Donald Hall's remarkable life in poetry -- a career capped by his appointment as U.S. poet laureate in 2006 -- comes alive in this richly detailed, self-revealing memoir.
Hall's invaluable record of the making of a poet begins with his childhood in Depression-era suburban Connecticut, where he first realized poetry was "secret, dangerous, wicked, and delicious," and ends with what he calls "the planet of antiquity," a time of life dramatically punctuated by his appointment as poet laureate of the United States.

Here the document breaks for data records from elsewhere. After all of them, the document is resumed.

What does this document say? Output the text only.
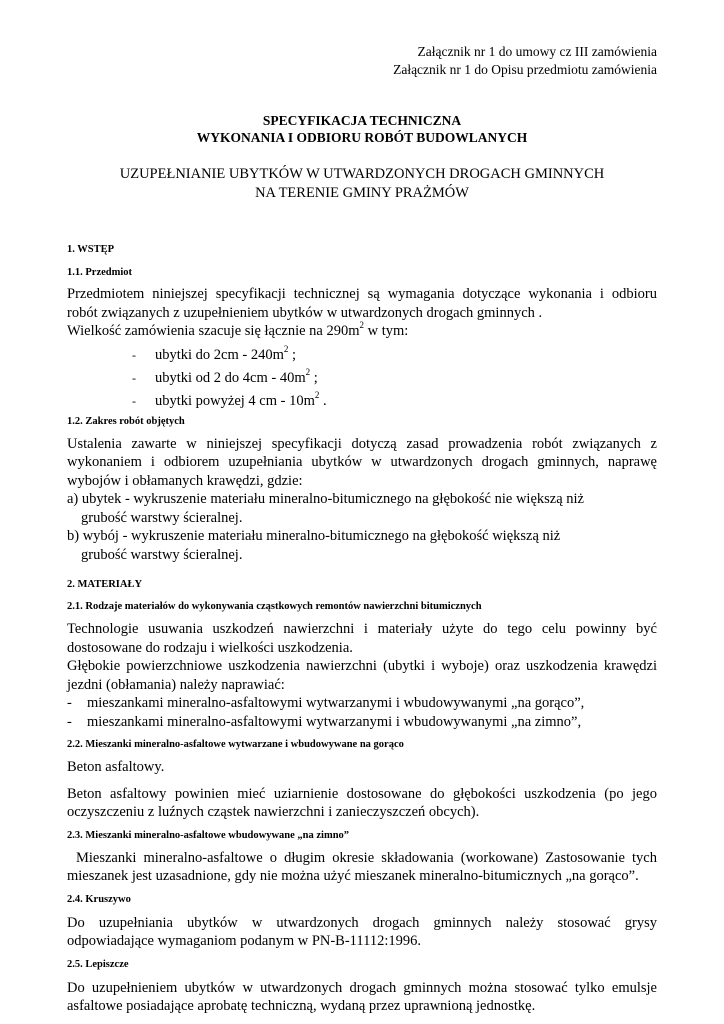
Załącznik nr 1 do umowy cz III zamówienia
Załącznik nr 1 do Opisu przedmiotu zamówienia
SPECYFIKACJA TECHNICZNA
WYKONANIA I ODBIORU ROBÓT BUDOWLANYCH
UZUPEŁNIANIE UBYTKÓW W UTWARDZONYCH DROGACH GMINNYCH
NA TERENIE GMINY PRAŻMÓW
1. WSTĘP
1.1. Przedmiot
Przedmiotem niniejszej specyfikacji technicznej są wymagania dotyczące wykonania i odbioru
robót związanych z uzupełnieniem ubytków w utwardzonych drogach gminnych .
Wielkość zamówienia szacuje się łącznie na $290m^2$ w tym:
- ubytki do $2cm - 240m^2$ ;
- ubytki od 2 do $4cm - 40m^2$ ;
- ubytki powyżej 4 cm - $10m^2$ .
1.2. Zakres robót objętych
Ustalenia zawarte w niniejszej specyfikacji dotyczą zasad prowadzenia robót związanych z
wykonaniem i odbiorem uzupełniania ubytków w utwardzonych drogach gminnych, naprawę
wybojów i obłamanych krawędzi, gdzie:
a) ubytek - wykruszenie materiału mineralno-bitumicznego na głębokość nie większą niż
grubość warstwy ścieralnej.
b) wybój - wykruszenie materiału mineralno-bitumicznego na głębokość większą niż
grubość warstwy ścieralnej.
2. MATERIAŁY
2.1. Rodzaje materiałów do wykonywania cząstkowych remontów nawierzchni bitumicznych
Technologie usuwania uszkodzeń nawierzchni i materiały użyte do tego celu powinny być
dostosowane do rodzaju i wielkości uszkodzenia.
Głębokie powierzchniowe uszkodzenia nawierzchni (ubytki i wyboje) oraz uszkodzenia krawędzi
jezdni (obłamania) należy naprawiać:
- mieszankami mineralno-asfaltowymi wytwarzanymi i wbudowywanymi „na gorąco”,
- mieszankami mineralno-asfaltowymi wytwarzanymi i wbudowywanymi „na zimno”,
2.2. Mieszanki mineralno-asfaltowe wytwarzane i wbudowywane na gorąco
Beton asfaltowy.
Beton asfaltowy powinien mieć uziarnienie dostosowane do głębokości uszkodzenia (po jego
oczyszczeniu z luźnych cząstek nawierzchni i zanieczyszczeń obcych).
2.3. Mieszanki mineralno-asfaltowe wbudowywane „na zimno”
Mieszanki mineralno-asfaltowe o długim okresie składowania (workowane) Zastosowanie tych
mieszanek jest uzasadnione, gdy nie można użyć mieszanek mineralno-bitumicznych „na gorąco”.
2.4. Kruszywo
Do uzupełniania ubytków w utwardzonych drogach gminnych należy stosować grysy
odpowiadające wymaganiom podanym w PN-B-11112:1996.
2.5. Lepiszcze
Do uzupełnieniem ubytków w utwardzonych drogach gminnych można stosować tylko emulsje
asfaltowe posiadające aprobatę techniczną, wydaną przez uprawnioną jednostkę.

Hall writes eloquently of the poetry and books that moved and formed him as a child and young man, and of adolescent efforts at poetry writing -- an endeavor he wryly describes as more hormonal than artistic. His painful formative days at Exeter, where he was sent like a naive lamb to a high WASP academic slaughter, are followed by a poetic self-liberation of sorts at Harvard. Here he rubs elbows with Frank O'Hara, John Ashbery, and Edward Gorey, and begins lifelong friendships with Robert Bly, Adrienne Rich, and George Plimpton. After Harvard, Hall is off to Oxford, where the high spirits and rampant poetry careerism of the postwar university scene are brilliantly captured.
At eighty, Hall is as painstakingly honest about his failures and low points as a poet, writer, lover, and father as he is about his successes, making Unpacking the Boxes -- his first book since being named poet laureate -- both revelatory and tremendously poignant.